Summary Diagram
Java Collections Homework (due the Wednesday After Spring break)
Objectives
- Practice using List, Set, and Deque
- Understand when and why to use each
- Apply key methods from each collection type
- Practice iteration and conditional logic with collections
Part 1: Working with Lists
Task:
Create a method that takes a List
Requirements:
- Use ArrayList
- Use add, get, and size
- Use a loop (not streams)
Part 2: Working with Sets
Task:
Create a method that takes two Set
Requirements:
- Use HashSet
- Use contains, add, and iteration
- Final result should have no duplicates
Part 3: Working with Deques
Task:
Simulate a line of customers using a Deque
- Add 3 customers to the end
- Add 1 customer to the front (VIP)
- Remove the customer at the front
- Show the current front and back of the line
- Print the size of the line
Requirements:
- Use ArrayDeque
- Use addFirst, addLast, removeFirst, peekFirst, peekLast, and size
Challenge Question (Bonus +0.01)
Question:
You need to store a collection of student IDs where:
- Order doesn’t matter
- You must prevent duplicates
- You often need to check if an ID exists
Which collection type would be most efficient to use and why?
Part 1
import java.util.ArrayList;
import java.util.List;
public static List<Integer> getEvenNumbers(List<Integer> numbers) {
List<Integer> evenNumbers = new ArrayList<>();
for (int i = 0; i < numbers.size(); i++) {
if (numbers.get(i) % 2 == 0) {
evenNumbers.add(numbers.get(i));
}
}
return evenNumbers;
}
List<Integer> numbers = new ArrayList<>();
numbers.add(1);
numbers.add(2);
numbers.add(3);
numbers.add(4);
numbers.add(5);
List<Integer> evenNumbers = getEvenNumbers(numbers);
System.out.println("Even Numbers: " + evenNumbers);
Even Numbers: [2, 4]
Part 2
import java.util.HashSet;
import java.util.Set;
public static Set<String> getCommonElements(Set<String> set1, Set<String> set2) {
Set<String> commonElements = new HashSet<>();
for (String element : set1) {
if (set2.contains(element)) {
commonElements.add(element);
}
}
return commonElements;
}
Set<String> set1 = new HashSet<>();
set1.add("apple");
set1.add("banana");
set1.add("cherry");
Set<String> set2 = new HashSet<>();
set2.add("banana");
set2.add("cherry");
set2.add("date");
Set<String> commonElements = getCommonElements(set1, set2);
System.out.println("Common Elements: " + commonElements);
Common Elements: [banana, cherry]
Part 3
import java.util.ArrayDeque;
import java.util.Deque;
Deque<String> customerLine = new ArrayDeque<>();
// Add 3 customers to the **end**
customerLine.addLast("Customer 1");
customerLine.addLast("Customer 2");
customerLine.addLast("Customer 3");
// Add 1 customer to the **front** (VIP)
customerLine.addFirst("VIP Customer");
// Remove the customer at the **front**
customerLine.removeFirst();
// Show the current front and back of the line
System.out.println("Front of the line: " + customerLine.peekFirst());
System.out.println("Back of the line: " + customerLine.peekLast());
// Print the size of the line
System.out.println("Size of the line: " + customerLine.size());
Front of the line: Customer 1
Back of the line: Customer 3
Size of the line: 3
Challenge Question (Bonus +0.01)
The collection type that is most efficient to use in this case is a HashSet.

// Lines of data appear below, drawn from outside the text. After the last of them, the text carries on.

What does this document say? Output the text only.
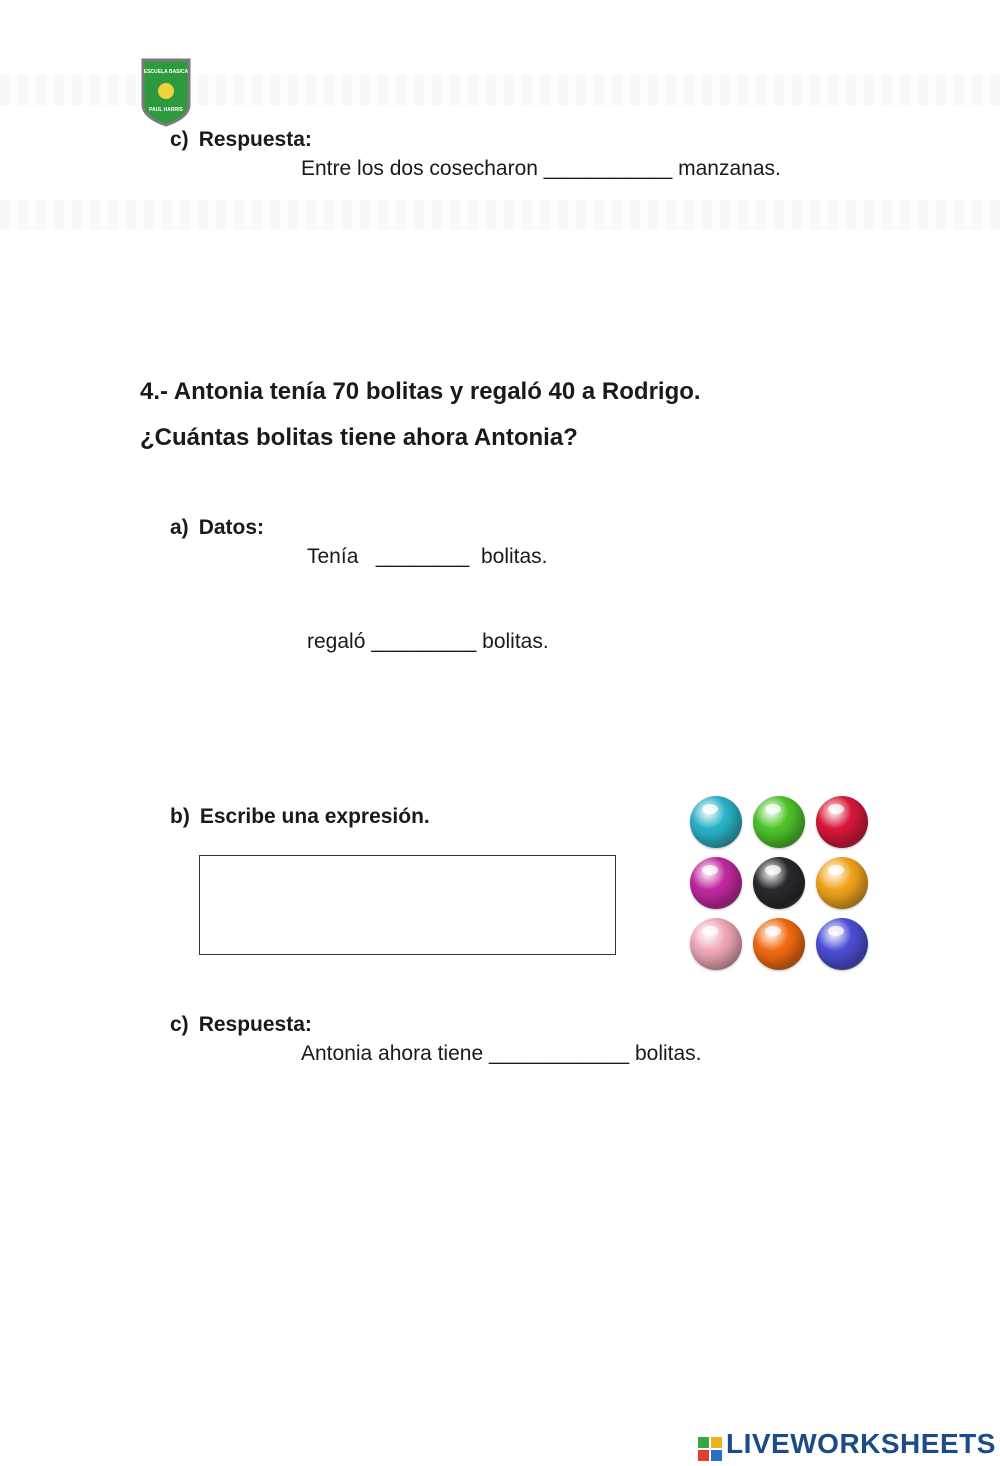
ESCUELA BASICA
PAUL HARRIS
c) Respuesta:
Entre los dos cosecharon ___________ manzanas.
4.- Antonia tenía 70 bolitas y regaló 40 a Rodrigo.
¿Cuántas bolitas tiene ahora Antonia?
a) Datos:
Tenía   ________  bolitas.
regaló _________ bolitas.
b) Escribe una expresión.
c) Respuesta:
Antonia ahora tiene ____________ bolitas.
LIVEWORKSHEETS
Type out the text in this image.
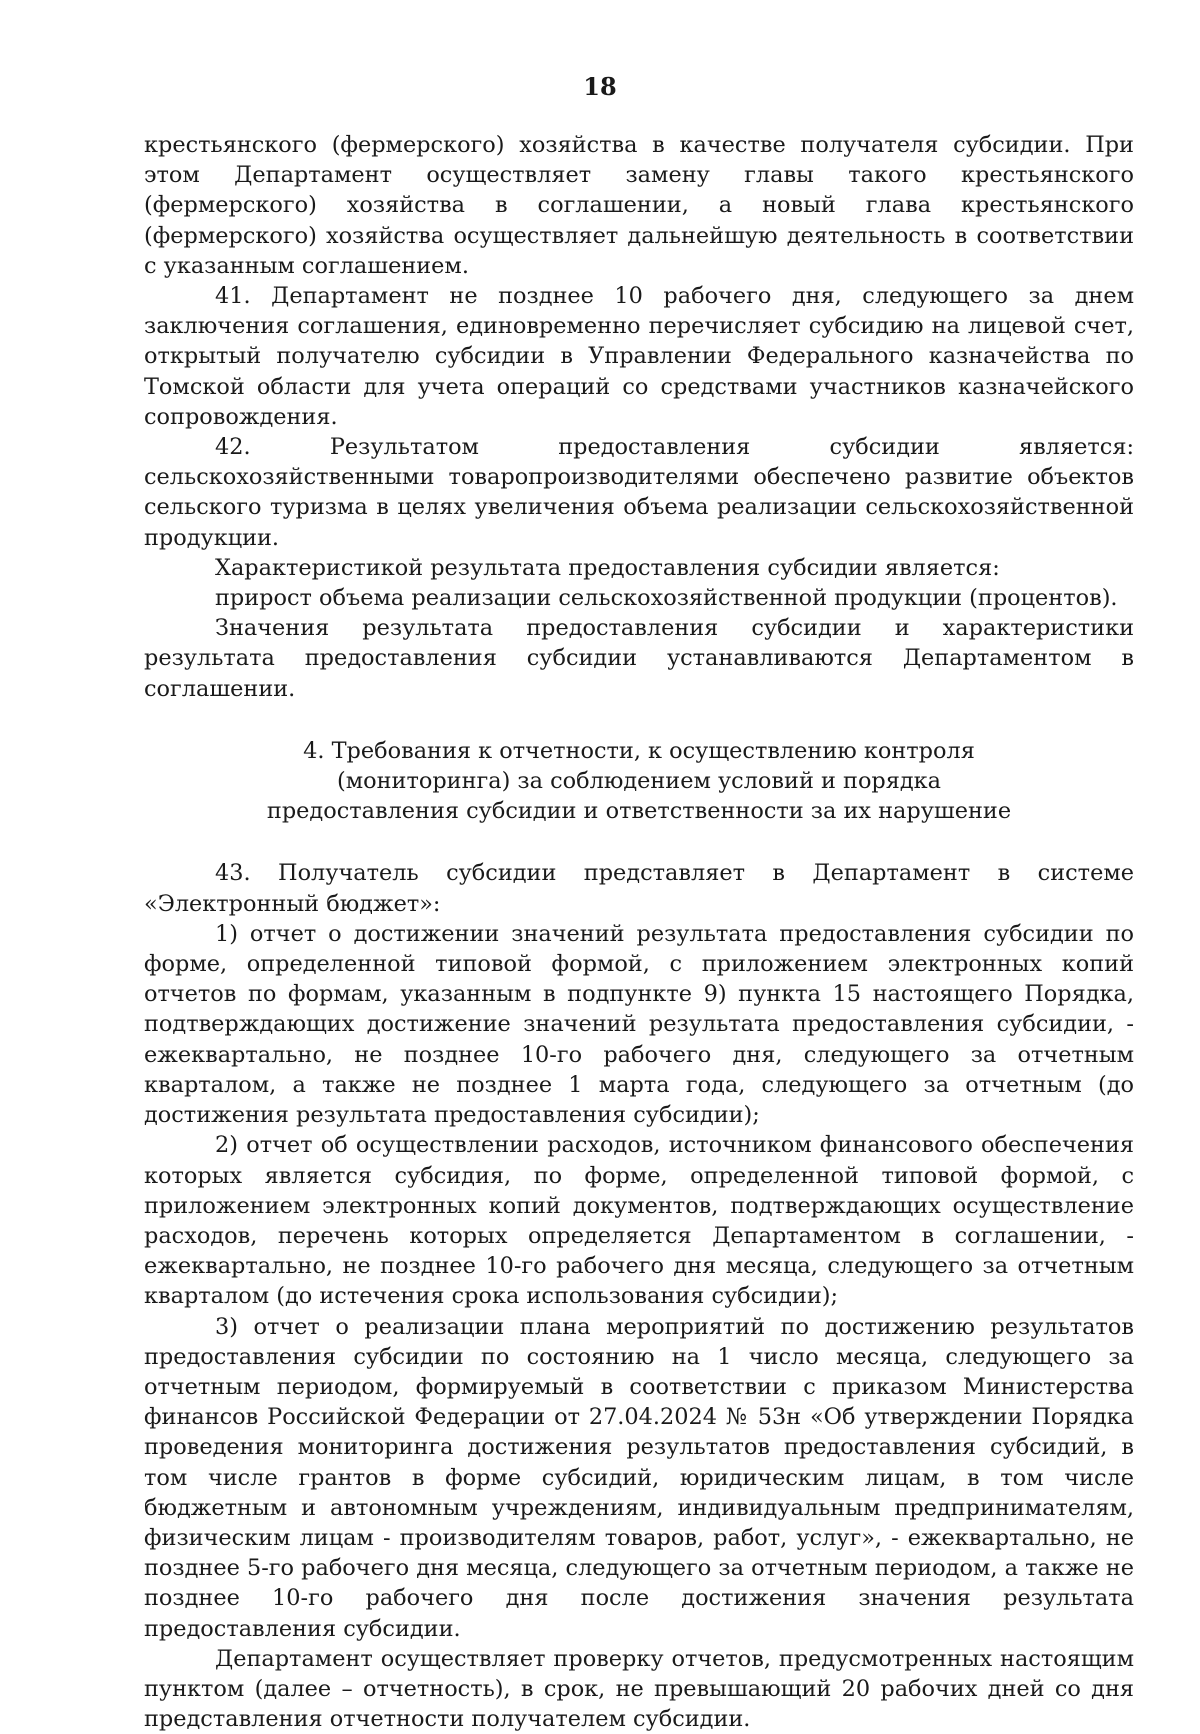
18

крестьянского (фермерского) хозяйства в качестве получателя субсидии. При этом Департамент осуществляет замену главы такого крестьянского (фермерского) хозяйства в соглашении, а новый глава крестьянского (фермерского) хозяйства осуществляет дальнейшую деятельность в соответствии с указанным соглашением.

41. Департамент не позднее 10 рабочего дня, следующего за днем заключения соглашения, единовременно перечисляет субсидию на лицевой счет, открытый получателю субсидии в Управлении Федерального казначейства по Томской области для учета операций со средствами участников казначейского сопровождения.

42. Результатом предоставления субсидии является: сельскохозяйственными товаропроизводителями обеспечено развитие объектов сельского туризма в целях увеличения объема реализации сельскохозяйственной продукции.

Характеристикой результата предоставления субсидии является:

прирост объема реализации сельскохозяйственной продукции (процентов).

Значения результата предоставления субсидии и характеристики результата предоставления субсидии устанавливаются Департаментом в соглашении.

4. Требования к отчетности, к осуществлению контроля
(мониторинга) за соблюдением условий и порядка
предоставления субсидии и ответственности за их нарушение

43. Получатель субсидии представляет в Департамент в системе «Электронный бюджет»:

1) отчет о достижении значений результата предоставления субсидии по форме, определенной типовой формой, с приложением электронных копий отчетов по формам, указанным в подпункте 9) пункта 15 настоящего Порядка, подтверждающих достижение значений результата предоставления субсидии, - ежеквартально, не позднее 10-го рабочего дня, следующего за отчетным кварталом, а также не позднее 1 марта года, следующего за отчетным (до достижения результата предоставления субсидии);

2) отчет об осуществлении расходов, источником финансового обеспечения которых является субсидия, по форме, определенной типовой формой, с приложением электронных копий документов, подтверждающих осуществление расходов, перечень которых определяется Департаментом в соглашении, - ежеквартально, не позднее 10-го рабочего дня месяца, следующего за отчетным кварталом (до истечения срока использования субсидии);

3) отчет о реализации плана мероприятий по достижению результатов предоставления субсидии по состоянию на 1 число месяца, следующего за отчетным периодом, формируемый в соответствии с приказом Министерства финансов Российской Федерации от 27.04.2024 № 53н «Об утверждении Порядка проведения мониторинга достижения результатов предоставления субсидий, в том числе грантов в форме субсидий, юридическим лицам, в том числе бюджетным и автономным учреждениям, индивидуальным предпринимателям, физическим лицам - производителям товаров, работ, услуг», - ежеквартально, не позднее 5-го рабочего дня месяца, следующего за отчетным периодом, а также не позднее 10-го рабочего дня после достижения значения результата предоставления субсидии.

Департамент осуществляет проверку отчетов, предусмотренных настоящим пунктом (далее – отчетность), в срок, не превышающий 20 рабочих дней со дня представления отчетности получателем субсидии.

- A HashSet does not maintain a specific order, which satisfies the “Order doesn’t matter” requirement.
- It automatically prevents duplicates, as it does not allow duplicate elements, unlike ArrayLists and LinkedLists
- It provides constant-time performance for basic operations like
add,remove, andcontains, making it efficient for checking if an ID exists. The operations are fast due to the quick hashing.